Ummu Hakim binti Harits bin Hisyam adalah istri Ikrimah bin Abi Jahal.  dia masuk Islam pada saat pembebasan Mekah dan setelah itu suaminya Ikrimah juga masuk Islam. Ikrimah syahid dalam Perang Tabuk dan istrinya juga ikut ambil bagian dalam peristiwa penting itu.
Setelah Ikrimah wafat, dia menikah dengan Khalid bin Sa’id bin Ash. Dia belum sempat menggauli istrinya karena dia ikut dalam memerangi musuh di Maraj Shufr. Di tengah perjalanan, dia bermaksud untuk menggauli istrinya, tetapi istrinya berkata, “Andaikan kamu mau bersabar sampai Allah musnahkan musuh-musuh itu.”
Dia berkata, “Aku punya firasat bahwa aku akan terbunuh dalam perang ini.”
“Baiklah kalau begitu,” kata sang istri.      
Akhirnya, dia menggauli istrinya di daerah penyeberangan yang selanjutnya dikenal dengan namanya, yaitu “Penyeberangan Ummu Hakim.” Pagi harinya Khalid bin Sa’id mengadakan pesta pernikahan. Setelah mereka selesai makan, musuh pun datang menyerang dan pecahlah perang yang dinanti-nantikan. Khalid bin Sa’id syahid dalam perang itu. Ummu Hakim juga ikut berperang di hari pengantinnya di saat aroma parfum masih semerbak dari tubuhnya. Dia berpegang pada tonggak kemah tempat dia mengadakan pesta pernikahan dan dia berhasil membunuh tujuh orang tentara Romawi.
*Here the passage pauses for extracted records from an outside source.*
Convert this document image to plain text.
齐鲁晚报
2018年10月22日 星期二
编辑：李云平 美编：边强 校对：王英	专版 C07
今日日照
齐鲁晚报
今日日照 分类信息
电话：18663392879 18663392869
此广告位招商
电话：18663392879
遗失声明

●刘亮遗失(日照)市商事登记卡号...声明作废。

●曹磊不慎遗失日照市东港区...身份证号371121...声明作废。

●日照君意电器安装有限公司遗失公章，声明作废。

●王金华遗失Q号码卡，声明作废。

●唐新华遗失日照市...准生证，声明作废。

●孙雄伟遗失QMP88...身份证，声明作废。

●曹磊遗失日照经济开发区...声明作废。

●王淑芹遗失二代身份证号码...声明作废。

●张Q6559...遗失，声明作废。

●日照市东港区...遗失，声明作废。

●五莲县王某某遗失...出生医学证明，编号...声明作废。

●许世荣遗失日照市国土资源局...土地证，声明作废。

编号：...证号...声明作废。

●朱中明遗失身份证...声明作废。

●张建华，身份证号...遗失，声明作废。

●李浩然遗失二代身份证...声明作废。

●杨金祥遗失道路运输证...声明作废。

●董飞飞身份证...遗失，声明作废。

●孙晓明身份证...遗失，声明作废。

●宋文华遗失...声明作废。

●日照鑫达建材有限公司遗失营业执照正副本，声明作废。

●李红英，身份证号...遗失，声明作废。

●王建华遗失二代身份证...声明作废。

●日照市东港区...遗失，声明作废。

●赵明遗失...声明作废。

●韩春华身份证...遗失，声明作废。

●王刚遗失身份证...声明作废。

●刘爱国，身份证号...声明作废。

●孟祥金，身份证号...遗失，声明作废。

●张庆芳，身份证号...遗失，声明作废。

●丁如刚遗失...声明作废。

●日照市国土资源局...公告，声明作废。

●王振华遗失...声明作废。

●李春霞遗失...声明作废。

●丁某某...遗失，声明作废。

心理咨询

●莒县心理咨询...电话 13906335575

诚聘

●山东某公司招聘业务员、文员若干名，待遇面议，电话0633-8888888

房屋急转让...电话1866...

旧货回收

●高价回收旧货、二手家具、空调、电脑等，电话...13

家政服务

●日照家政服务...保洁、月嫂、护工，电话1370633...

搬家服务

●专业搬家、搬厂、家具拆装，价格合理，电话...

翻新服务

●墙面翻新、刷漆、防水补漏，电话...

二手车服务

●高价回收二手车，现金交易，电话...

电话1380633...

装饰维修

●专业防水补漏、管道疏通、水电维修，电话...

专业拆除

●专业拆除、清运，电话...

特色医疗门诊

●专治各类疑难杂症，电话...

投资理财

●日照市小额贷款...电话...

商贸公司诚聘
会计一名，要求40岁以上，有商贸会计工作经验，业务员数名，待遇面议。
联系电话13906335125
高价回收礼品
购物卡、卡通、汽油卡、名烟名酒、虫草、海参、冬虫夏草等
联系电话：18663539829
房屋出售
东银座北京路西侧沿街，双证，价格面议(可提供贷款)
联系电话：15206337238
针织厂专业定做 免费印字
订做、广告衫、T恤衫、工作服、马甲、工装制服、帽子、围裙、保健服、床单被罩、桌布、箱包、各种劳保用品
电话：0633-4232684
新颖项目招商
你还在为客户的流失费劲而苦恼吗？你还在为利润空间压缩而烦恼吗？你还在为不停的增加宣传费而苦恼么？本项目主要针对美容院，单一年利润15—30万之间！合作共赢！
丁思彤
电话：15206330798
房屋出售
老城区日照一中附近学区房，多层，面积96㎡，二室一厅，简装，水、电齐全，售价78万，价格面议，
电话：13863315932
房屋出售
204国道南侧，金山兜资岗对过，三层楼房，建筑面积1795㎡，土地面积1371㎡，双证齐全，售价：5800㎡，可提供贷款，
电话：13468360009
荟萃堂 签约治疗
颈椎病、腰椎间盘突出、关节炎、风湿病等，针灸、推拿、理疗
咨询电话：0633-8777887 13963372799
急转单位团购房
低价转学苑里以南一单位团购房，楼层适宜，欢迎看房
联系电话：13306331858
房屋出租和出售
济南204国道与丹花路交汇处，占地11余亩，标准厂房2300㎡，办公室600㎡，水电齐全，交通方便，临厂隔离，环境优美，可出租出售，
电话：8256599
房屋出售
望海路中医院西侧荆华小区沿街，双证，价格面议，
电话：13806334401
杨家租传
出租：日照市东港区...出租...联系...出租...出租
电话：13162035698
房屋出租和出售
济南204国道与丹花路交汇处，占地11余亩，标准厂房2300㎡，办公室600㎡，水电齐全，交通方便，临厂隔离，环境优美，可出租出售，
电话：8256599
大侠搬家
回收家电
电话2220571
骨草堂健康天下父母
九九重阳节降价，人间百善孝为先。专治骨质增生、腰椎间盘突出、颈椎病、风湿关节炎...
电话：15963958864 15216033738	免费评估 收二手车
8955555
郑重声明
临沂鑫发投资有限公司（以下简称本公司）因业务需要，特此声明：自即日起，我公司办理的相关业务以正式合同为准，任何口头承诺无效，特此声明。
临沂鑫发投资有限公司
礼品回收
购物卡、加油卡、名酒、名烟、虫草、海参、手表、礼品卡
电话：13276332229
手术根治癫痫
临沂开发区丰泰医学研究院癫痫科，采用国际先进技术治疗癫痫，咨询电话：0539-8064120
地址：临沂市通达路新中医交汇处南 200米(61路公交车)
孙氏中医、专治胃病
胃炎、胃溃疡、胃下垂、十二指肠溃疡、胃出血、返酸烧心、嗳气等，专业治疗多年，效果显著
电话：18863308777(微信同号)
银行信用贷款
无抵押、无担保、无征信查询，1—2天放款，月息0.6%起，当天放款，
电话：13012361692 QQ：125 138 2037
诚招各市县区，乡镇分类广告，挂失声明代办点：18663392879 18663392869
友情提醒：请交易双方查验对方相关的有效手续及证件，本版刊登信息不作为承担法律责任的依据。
Keridhaan Abu Ubaidah terhadap Qadha dan Qadar Allah

Abu Ubaidah ibnul Jarrah, yang nama aslinya Amir bin Abdillah ibnil Jarrah al-Qurasyi, memeluk agama Islam di masa awal-awal Islam di Mekkah. Dia termasuk orang pertama yang masuk Islam. Rasulullah saw. menyebutnya sebagai Amiin ( orang yang terpercaya ) bagi umat ini. Rasulullah saw. bersabda,

“Setiap umat mempunyai seorang amiin, dan amiin bagi umat ini adalah Abu Ubaidah ibnul Jarrah”.
    Dia adalah salah satu dari sepuluh sahabat yang oleh Rasulullah saw. dijanjikan masuk surga.
    Suatu ketika, Amirul Mukminin Umar Ibnul Khaththab mengirimkan empat ribu dirham atau empat ratus dinar kepadanya. Dan Umar berkata kepada utusan yang membawa uang tersebut, “Perhatikan apa yang diperbuat Abu Ubaidah terhadap harta ini”.
Ketika kembali, utusan Umar tersebut berkata kepada Umar, “Abu Ubaidah membagi-bagikannya”.
Umar juga mengirimkan uang yang jumlahnya sama kepada Mu’adz bin Jabal. Ketika kembali, utusan Umar berkata kepadanya, “Mu’adz bin Jabal membagi-bagikannya dan menyisakan sedikit untuk kebutuhan rumahnya. Karena istrinya berkata bahwa mereka membutuhkannya”.
Setelah kedua utusan tersebut memberitahukan hal itu kepadanya, Umar berkata, “Segala puji bagi Allah yang menjadikan di dalam Islam orang yang melakukan semua itu”.
    Abu Ubaidah meninggal dalam keadaan ridha kepada qadha dan qadar Allah. Ketika itu dia menjadi gubernur Syam dan  di sana wabah tha’un Amwas sedang mengganas. Mendengar kondisi Syam yang demikian, Khalifah Umar Ibnul Khaththab mengirim surat kepadanya, “Sesungguhnya saya mempunyai keperluan denganmu dan saya tidak bisa memenuhinya tanpa kehadiranmu. Maka segeralah datang menemui saya”.
Sebenarnya Umar menginginkan agar Abu Ubaidah keluar dari negeri yang terjangkit wabah tha’un Amwas tersebut. Dan Abu Ubaidah memahami apa yang diinginkan Umar, maka dia berkata, “Saya tahu keinginan Amirul Mukminin. Sesungguhnya dia hanya ingin mengabadikan sesuatu yang tidak abadi”.
Lalu dia membalas surat Umar, “Sesungguhnya saya tahu apa keperluan Amirul Mukminin. Maka lepaskanlah saya dari ikatan keinginan Anda, karena sesungguhnya saya sedang berada di dalam salah satu barisan tentara muslim. Dan saya tidak mengutamakan diri saya dari mereka. Maka saya tidak ingin meninggalkan mereka hingga Allah menetapkan keputusan-Nya kepada saya dan mereka”.
Ketika membaca surat tersebut, Umar pun menangis. Lalu seseorang bertanya kepadanya, “Apakah Abu Ubaidah meninggal?” Umar menjawab, “Tidak, akan tetapi dia mendekati kematian”. 
    Nampak Umar terkejut dengan penolakan Abu Ubaidah untuk datang ke Madinah. Padahal Umar ingin menunjuk Abu Ubaidah menjadi khalifah setelahnya. Dan ketika orang-orang berkumpul di Saqifah Bani Sa’idah, Abu Bakar juga ingin menjadikannya sebagai khalifah.
Semoga Allah meridhainya.
Setelah kematiannya, wabah tha’un hilang dari Amwas.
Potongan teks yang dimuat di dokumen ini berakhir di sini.